When my mother parks my car and exits, Kip makes no effort to move. Koi and I sit with him in continued silence for fifteen minutes before Koi exits. I stay another fifteen minutes before I lean over and kiss him on the cheek.
“I don’t want to leave you, but I think you want to be alone. I’m going to be on the porch so if you need me I’ll be right there waiting,” I say.
He only nods in understanding.
I sit on the front porch as my mom gives Red and my dad a rundown of everything that has happened. Both men are visibly angered by Pam’s behavior but they understand the best thing they can do is stand by Kip’s side. Red and Derek discuss us all standing with Kip as his family on the day of the funeral.
Jagger and Memphis join us an hour later as we drink coffee and wait Kip out.
Jag sits down beside me, “How’s he doing?”
“Not good. There was an altercation with Pam,” I answer.
“She’s such a cunt,” he states.
“Yep.”
My mom details the argument once again for Jag and Memphis and both are disgusted by Pam’s behavior.
“How long has he been in there?” Jag asks.
“An hour and a half. I’m going to check on him in a few and see what he needs,” I answer.
I walk to the SUV and open the back door where Kip is seated.
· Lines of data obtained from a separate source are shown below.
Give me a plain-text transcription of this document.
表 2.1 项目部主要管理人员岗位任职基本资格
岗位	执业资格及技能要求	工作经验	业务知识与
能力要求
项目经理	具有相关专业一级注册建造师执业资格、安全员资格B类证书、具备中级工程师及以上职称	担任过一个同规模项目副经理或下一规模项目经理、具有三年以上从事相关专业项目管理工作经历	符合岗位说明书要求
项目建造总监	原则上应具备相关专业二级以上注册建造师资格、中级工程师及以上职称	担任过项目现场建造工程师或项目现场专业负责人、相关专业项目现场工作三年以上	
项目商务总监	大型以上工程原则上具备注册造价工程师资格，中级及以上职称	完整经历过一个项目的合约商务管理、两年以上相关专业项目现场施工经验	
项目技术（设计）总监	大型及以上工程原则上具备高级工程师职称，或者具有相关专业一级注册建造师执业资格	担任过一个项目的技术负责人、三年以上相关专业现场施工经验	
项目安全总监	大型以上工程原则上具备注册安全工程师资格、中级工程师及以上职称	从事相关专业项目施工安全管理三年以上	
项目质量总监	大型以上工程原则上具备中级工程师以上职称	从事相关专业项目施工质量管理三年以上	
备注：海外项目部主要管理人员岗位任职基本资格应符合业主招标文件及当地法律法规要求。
He looks at me but he looks so far away.
“You want to go home with me?” I ask. “I can run you a hot shower and get you something to eat.”
“No. I think I’ll go home,” he whispers.
It shouldn’t hurt my feelings that he wants to be alone, but it does. I get it, but part of me wants to wrap him in my arms and protect him from further harm.
“Do you want me to come with you?”
He steps out of the SUV and sighs.
“No. You’re smothering me,” he says.
“Wh… What?” I ask.
“I need to breathe and I can’t do that with you around right now. You’re smothering me. Just go home, Henley,” he frowns.